A human rights lawyer, Mr. Femi Falana (SAN), has said that Nigerian victims of slavery have no court to sue Libya for the violation of their rights.

Falana said in a statement on Sunday that the victims would have been able to approach the African Court on Human and Peoples Rights sitting in Arusha, Tanzania, but had been deprived access to the only international court due to the Nigerian government’s failure to make a declaration accepting the court’s jurisdiction.

He stated that the Community Court of Justice of the Economic Community of West African States, which Nigeria had accepted its jurisdiction was only limited to West African states.

He stated, “Since the jurisdiction of the community court is limited to the West African sub-region, Nigerians whose rights are breached in other African countries would have been able to seek redress in the African Court on Human and Peoples Rights sitting in Arusha, Tanzania.
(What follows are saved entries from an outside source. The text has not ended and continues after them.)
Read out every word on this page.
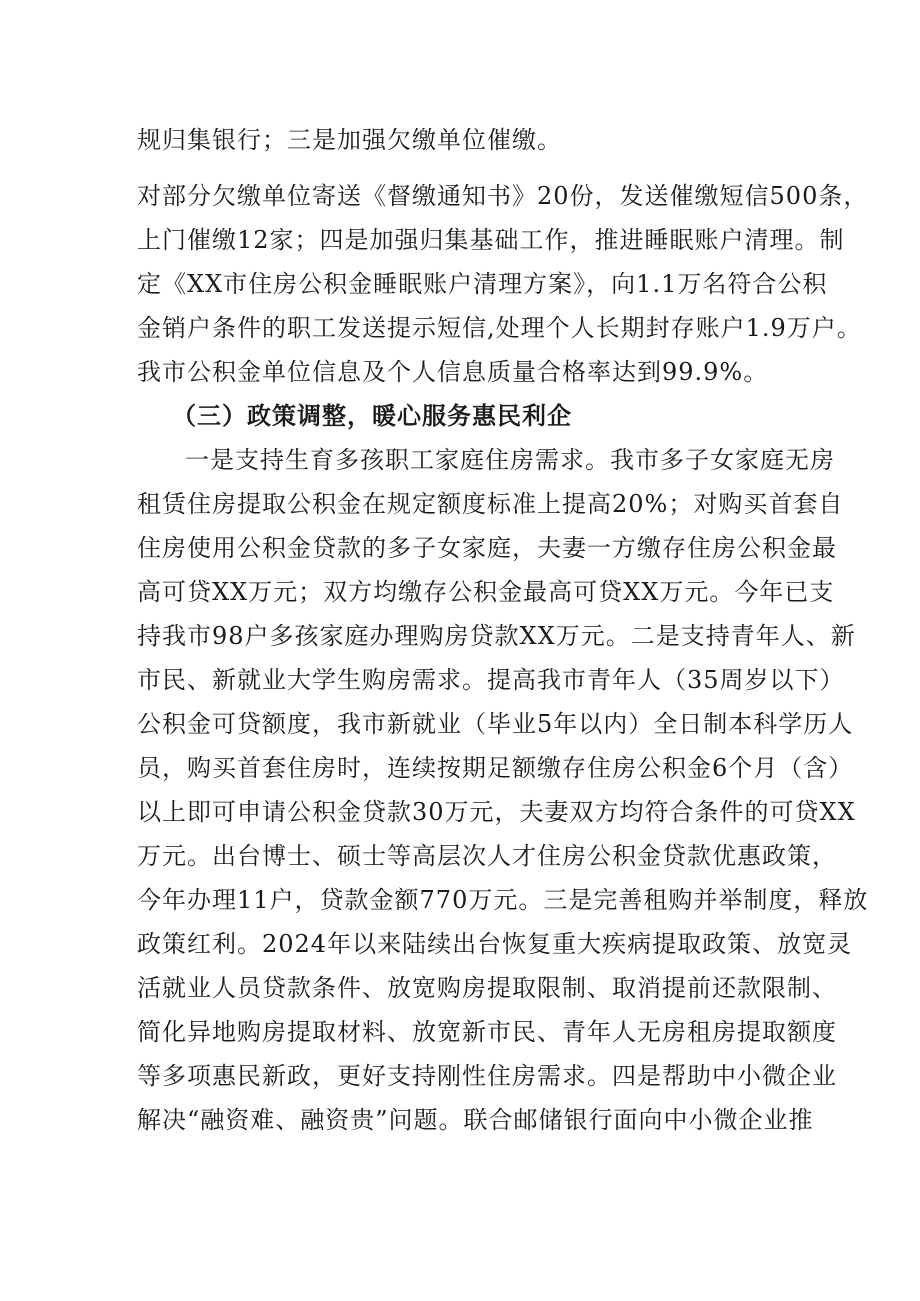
规归集银行；三是加强欠缴单位催缴。
对部分欠缴单位寄送《督缴通知书》20份，发送催缴短信500条，
上门催缴12家；四是加强归集基础工作，推进睡眠账户清理。制
定《XX市住房公积金睡眠账户清理方案》，向1.1万名符合公积
金销户条件的职工发送提示短信,处理个人长期封存账户1.9万户。
我市公积金单位信息及个人信息质量合格率达到99.9%。
（三）政策调整，暖心服务惠民利企
一是支持生育多孩职工家庭住房需求。我市多子女家庭无房
租赁住房提取公积金在规定额度标准上提高20%；对购买首套自
住房使用公积金贷款的多子女家庭，夫妻一方缴存住房公积金最
高可贷XX万元；双方均缴存公积金最高可贷XX万元。今年已支
持我市98户多孩家庭办理购房贷款XX万元。二是支持青年人、新
市民、新就业大学生购房需求。提高我市青年人（35周岁以下）
公积金可贷额度，我市新就业（毕业5年以内）全日制本科学历人
员，购买首套住房时，连续按期足额缴存住房公积金6个月（含）
以上即可申请公积金贷款30万元，夫妻双方均符合条件的可贷XX
万元。出台博士、硕士等高层次人才住房公积金贷款优惠政策，
今年办理11户，贷款金额770万元。三是完善租购并举制度，释放
政策红利。2024年以来陆续出台恢复重大疾病提取政策、放宽灵
活就业人员贷款条件、放宽购房提取限制、取消提前还款限制、
简化异地购房提取材料、放宽新市民、青年人无房租房提取额度
等多项惠民新政，更好支持刚性住房需求。四是帮助中小微企业
解决“融资难、融资贵”问题。联合邮储银行面向中小微企业推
“But that is not possible as the Federal Government has refused to make a declaration accepting the jurisdiction of the Court in line with Article 34(6) of the Protocol establishing the African Court which provides that ‘At the time of the ratification of this Protocol or any time thereafter the State shall make a declaration accepting the competence of the court to receive petitions under Article 5(3) of this Protocol.

“‘The court shall not receive any petition under Article 5(3) involving a state party which has not made such a declaration.’”

He said although, Libya too had not accepted the jurisdictional competence of the African Court, “the victims of the illegal slave trade in that country could have submitted a petition to the African Commission on Human and Peoples Rights and thereafter apply that the communication be referred to the African Court on Human and Peoples Rights for judicial determination.”

He added, ”But since Nigeria has not facilitated access to the African Court, the victims of the slave trade in Libya have been left without any legal remedy whatsoever.

“In other words, the infringement of the human rights of the victims to dignity and freedom from discrimination guaranteed by articles 2 and 5 of the African Charter on Human and Peoples Rights cannot be challenged in the African Court.”

He demanded that the Federal Government compensated the victims and accepted the African Court’s jurisdiction before December 31, 2017 otherwise he would sue the FG.